Figure 4. Attention weight matrix plot for *M=50* and *p=0.2*.

Visualizing Attention Weights

To better understrand how the attention mechnaism works, we visualize the attention weights for a single sample from the validation set. The sentence we use is from the 万有引力 (gravity) article:

“根據牛頓第三運動定律，地球同时也受到下落的物体等值反向的力的作用，意味着地球也将加速向物体运动” (According to Newton’s third law of motion, the earth is also acted upon by an equal and opposite force from the falling object, which means that the earth will also accelerate towards the object.)

We tokenize this sentence using the BPEmb encoder, and the attention weights are computed using both the BPEmb embedding and the attention weight matrics from the trained network. Figure 5 shows the attention weights between the tokens, with the tokens in the left column representing the queries and those in the right columns representing the keys. Darker lines indicate stronger attention weights between the tokens.

Figure 5. Visualization of attention weights for one validation sentence. The opacity of the lines indicates the strength of attention between tokens. Tokens on the left are queries, and those on the right are keys.

The attention weights vary significantly across token pairs, demonstrating that the model is able to focus on different parts of the sentence depending on the context. This variablity in attention allows the model to prioritize certain relationship between words, ehivh likely contributes to its improved performance.

Conclusion

Incoporating the attention mechanism into the RNN architecture leads to a modest but signifcant improvement in text classification performance. While the gain is smaller compared to other factors like word embeddings, the attention mechanism plays a crucial role in helping the model focus on the most relevant parts of the input sequence.

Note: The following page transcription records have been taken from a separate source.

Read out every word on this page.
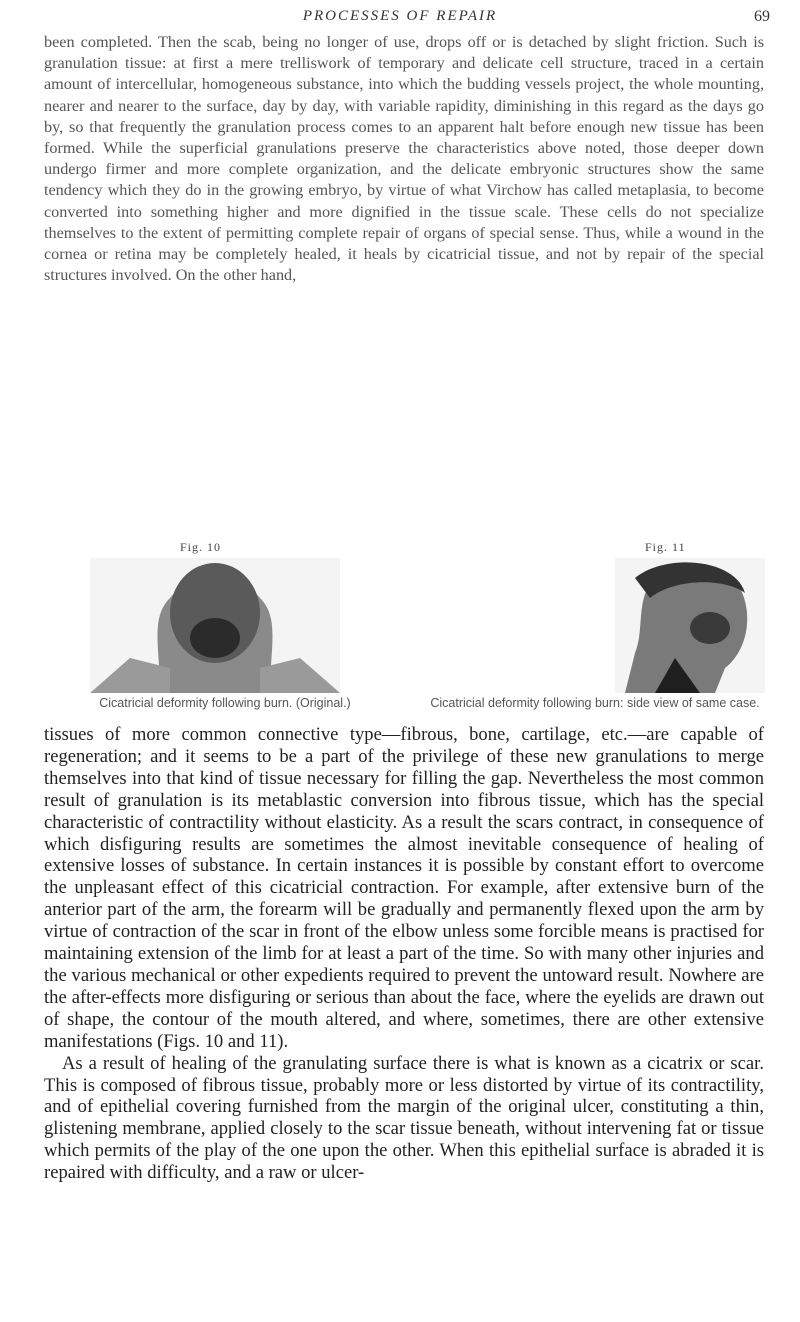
PROCESSES OF REPAIR	69

been completed. Then the scab, being no longer of use, drops off or is detached by slight friction. Such is granulation tissue: at first a mere trelliswork of temporary and delicate cell structure, traced in a certain amount of intercellular, homogeneous substance, into which the budding vessels project, the whole mounting, nearer and nearer to the surface, day by day, with variable rapidity, diminishing in this regard as the days go by, so that frequently the granulation process comes to an apparent halt before enough new tissue has been formed. While the superficial granulations preserve the characteristics above noted, those deeper down undergo firmer and more complete organization, and the delicate embryonic structures show the same tendency which they do in the growing embryo, by virtue of what Virchow has called metaplasia, to become converted into something higher and more dignified in the tissue scale. These cells do not specialize themselves to the extent of permitting complete repair of organs of special sense. Thus, while a wound in the cornea or retina may be completely healed, it heals by cicatricial tissue, and not by repair of the special structures involved. On the other hand,

Fig. 10
Cicatricial deformity following burn. (Original.)
Fig. 11
Cicatricial deformity following burn: side view of same case.

tissues of more common connective type—fibrous, bone, cartilage, etc.—are capable of regeneration; and it seems to be a part of the privilege of these new granulations to merge themselves into that kind of tissue necessary for filling the gap. Nevertheless the most common result of granulation is its metablastic conversion into fibrous tissue, which has the special characteristic of contractility without elasticity. As a result the scars contract, in consequence of which disfiguring results are sometimes the almost inevitable consequence of healing of extensive losses of substance. In certain instances it is possible by constant effort to overcome the unpleasant effect of this cicatricial contraction. For example, after extensive burn of the anterior part of the arm, the forearm will be gradually and permanently flexed upon the arm by virtue of contraction of the scar in front of the elbow unless some forcible means is practised for maintaining extension of the limb for at least a part of the time. So with many other injuries and the various mechanical or other expedients required to prevent the untoward result. Nowhere are the after-effects more disfiguring or serious than about the face, where the eyelids are drawn out of shape, the contour of the mouth altered, and where, sometimes, there are other extensive manifestations (Figs. 10 and 11).

As a result of healing of the granulating surface there is what is known as a cicatrix or scar. This is composed of fibrous tissue, probably more or less distorted by virtue of its contractility, and of epithelial covering furnished from the margin of the original ulcer, constituting a thin, glistening membrane, applied closely to the scar tissue beneath, without intervening fat or tissue which permits of the play of the one upon the other. When this epithelial surface is abraded it is repaired with difficulty, and a raw or ulcer-
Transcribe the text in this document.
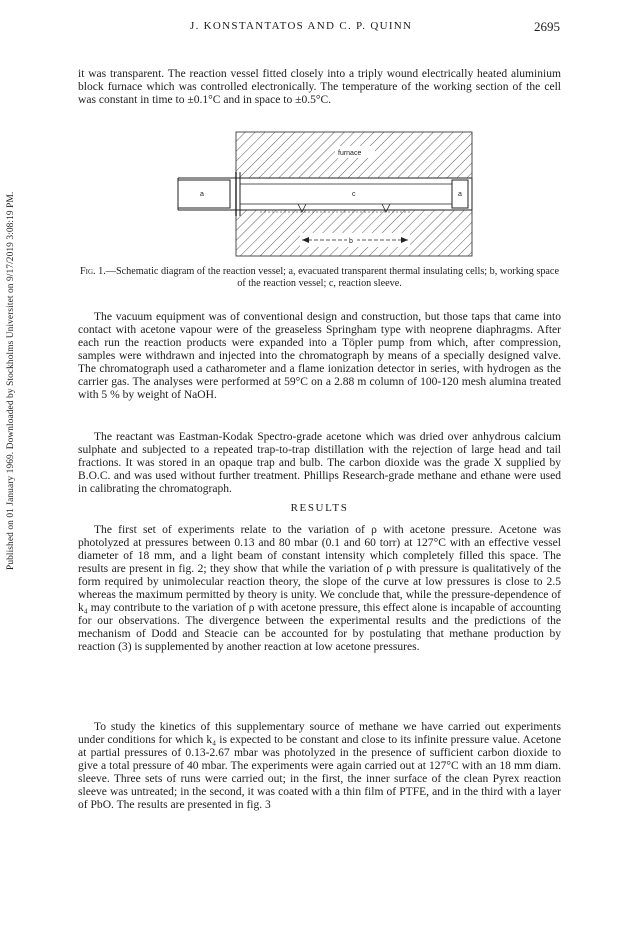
Published on 01 January 1969. Downloaded by Stockholms Universitet on 9/17/2019 3:08:19 PM.
J. KONSTANTATOS AND C. P. QUINN	2695

it was transparent. The reaction vessel fitted closely into a triply wound electrically heated aluminium block furnace which was controlled electronically. The temperature of the working section of the cell was constant in time to ±0.1°C and in space to ±0.5°C.

furnace
a	c	a
b

Fig. 1.—Schematic diagram of the reaction vessel; a, evacuated transparent thermal insulating cells; b, working space of the reaction vessel; c, reaction sleeve.

The vacuum equipment was of conventional design and construction, but those taps that came into contact with acetone vapour were of the greaseless Springham type with neoprene diaphragms. After each run the reaction products were expanded into a Töpler pump from which, after compression, samples were withdrawn and injected into the chromatograph by means of a specially designed valve. The chromatograph used a catharometer and a flame ionization detector in series, with hydrogen as the carrier gas. The analyses were performed at 59°C on a 2.88 m column of 100-120 mesh alumina treated with 5 % by weight of NaOH.

The reactant was Eastman-Kodak Spectro-grade acetone which was dried over anhydrous calcium sulphate and subjected to a repeated trap-to-trap distillation with the rejection of large head and tail fractions. It was stored in an opaque trap and bulb. The carbon dioxide was the grade X supplied by B.O.C. and was used without further treatment. Phillips Research-grade methane and ethane were used in calibrating the chromatograph.

RESULTS

The first set of experiments relate to the variation of ρ with acetone pressure. Acetone was photolyzed at pressures between 0.13 and 80 mbar (0.1 and 60 torr) at 127°C with an effective vessel diameter of 18 mm, and a light beam of constant intensity which completely filled this space. The results are present in fig. 2; they show that while the variation of ρ with pressure is qualitatively of the form required by unimolecular reaction theory, the slope of the curve at low pressures is close to 2.5 whereas the maximum permitted by theory is unity. We conclude that, while the pressure-dependence of k₄ may contribute to the variation of ρ with acetone pressure, this effect alone is incapable of accounting for our observations. The divergence between the experimental results and the predictions of the mechanism of Dodd and Steacie can be accounted for by postulating that methane production by reaction (3) is supplemented by another reaction at low acetone pressures.

To study the kinetics of this supplementary source of methane we have carried out experiments under conditions for which k₄ is expected to be constant and close to its infinite pressure value. Acetone at partial pressures of 0.13-2.67 mbar was photolyzed in the presence of sufficient carbon dioxide to give a total pressure of 40 mbar. The experiments were again carried out at 127°C with an 18 mm diam. sleeve. Three sets of runs were carried out; in the first, the inner surface of the clean Pyrex reaction sleeve was untreated; in the second, it was coated with a thin film of PTFE, and in the third with a layer of PbO. The results are presented in fig. 3
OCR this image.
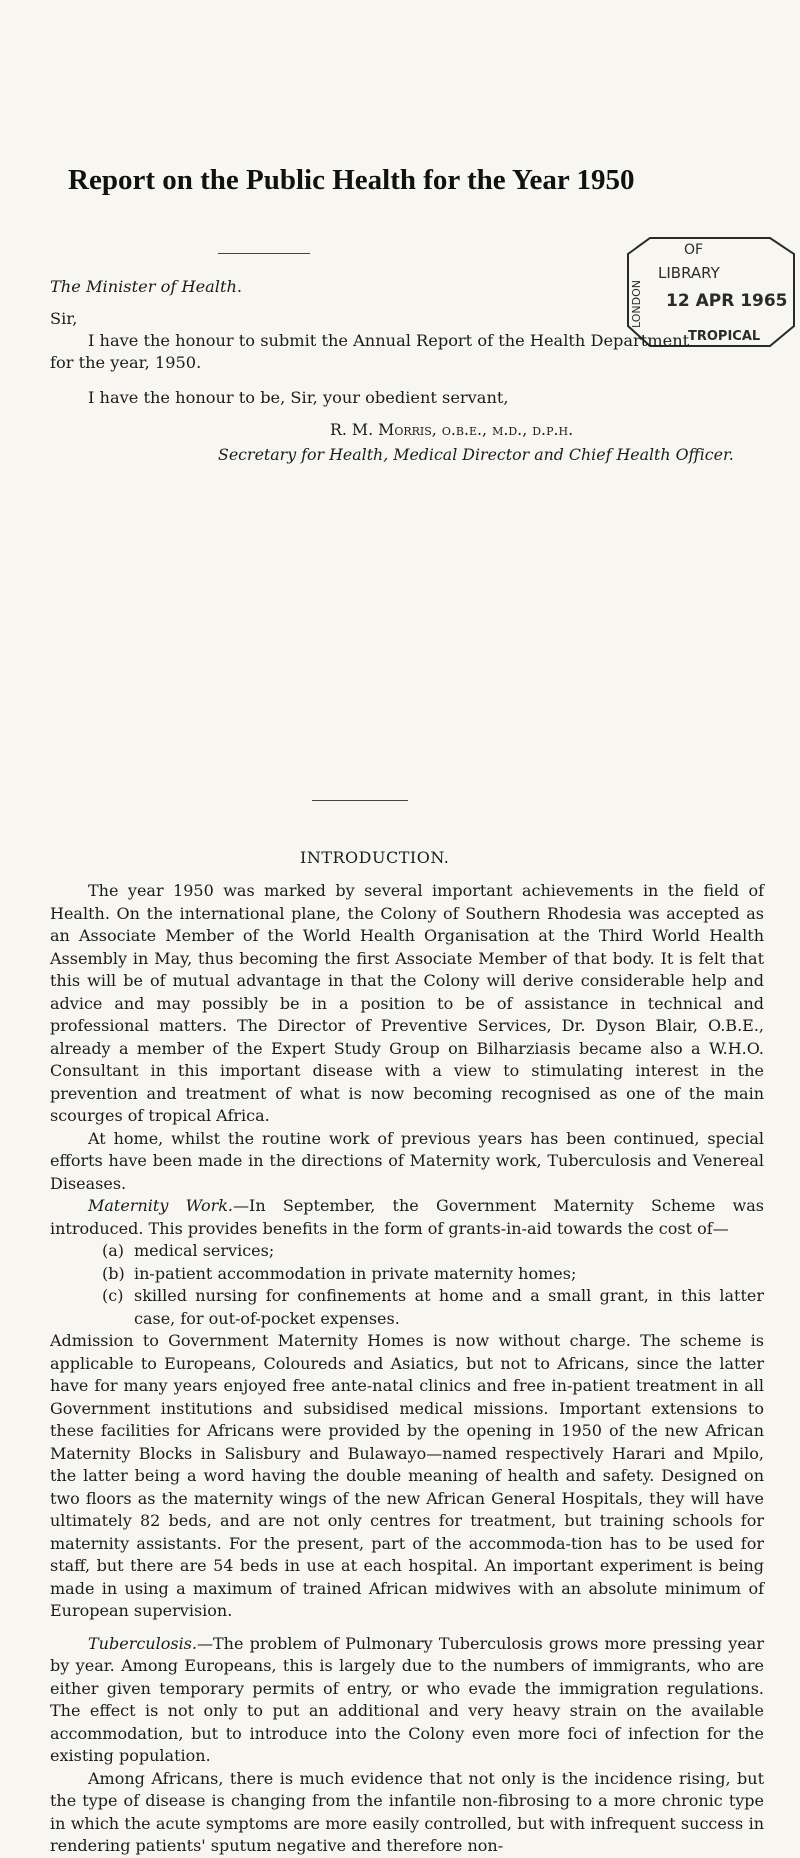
Report on the Public Health for the Year 1950
OF
LIBRARY
12 APR 1965
LONDON
TROPICAL
The Minister of Health.
Sir,
I have the honour to submit the Annual Report of the Health Department
for the year, 1950.
I have the honour to be, Sir, your obedient servant,
R. M. Morris, o.b.e., m.d., d.p.h.
Secretary for Health, Medical Director and Chief Health Officer.
INTRODUCTION.

The year 1950 was marked by several important achievements in the field of Health. On the international plane, the Colony of Southern Rhodesia was accepted as an Associate Member of the World Health Organisation at the Third World Health Assembly in May, thus becoming the first Associate Member of that body. It is felt that this will be of mutual advantage in that the Colony will derive considerable help and advice and may possibly be in a position to be of assistance in technical and professional matters. The Director of Preventive Services, Dr. Dyson Blair, O.B.E., already a member of the Expert Study Group on Bilharziasis became also a W.H.O. Consultant in this important disease with a view to stimulating interest in the prevention and treatment of what is now becoming recognised as one of the main scourges of tropical Africa.

At home, whilst the routine work of previous years has been continued, special efforts have been made in the directions of Maternity work, Tuberculosis and Venereal Diseases.

Maternity Work.—In September, the Government Maternity Scheme was introduced. This provides benefits in the form of grants-in-aid towards the cost of—

(a) medical services;
(b) in-patient accommodation in private maternity homes;
(c) skilled nursing for confinements at home and a small grant, in this latter case, for out-of-pocket expenses.

Admission to Government Maternity Homes is now without charge. The scheme is applicable to Europeans, Coloureds and Asiatics, but not to Africans, since the latter have for many years enjoyed free ante-natal clinics and free in-patient treatment in all Government institutions and subsidised medical missions. Important extensions to these facilities for Africans were provided by the opening in 1950 of the new African Maternity Blocks in Salisbury and Bulawayo—named respectively Harari and Mpilo, the latter being a word having the double meaning of health and safety. Designed on two floors as the maternity wings of the new African General Hospitals, they will have ultimately 82 beds, and are not only centres for treatment, but training schools for maternity assistants. For the present, part of the accommoda-tion has to be used for staff, but there are 54 beds in use at each hospital. An important experiment is being made in using a maximum of trained African midwives with an absolute minimum of European supervision.

Tuberculosis.—The problem of Pulmonary Tuberculosis grows more pressing year by year. Among Europeans, this is largely due to the numbers of immigrants, who are either given temporary permits of entry, or who evade the immigration regulations. The effect is not only to put an additional and very heavy strain on the available accommodation, but to introduce into the Colony even more foci of infection for the existing population.

Among Africans, there is much evidence that not only is the incidence rising, but the type of disease is changing from the infantile non-fibrosing to a more chronic type in which the acute symptoms are more easily controlled, but with infrequent success in rendering patients' sputum negative and therefore non-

By visualizng the attention weights, we can confirm that the model is making use of these highlighted relationships between tokens to improve its understanding of the input text.

Future studies could explore further optimizations to the attention mechanism, such as experimenting with different attention types (e.g., multi-head attention) or fine-tuning the attention parameters. to achieve even greater improvements.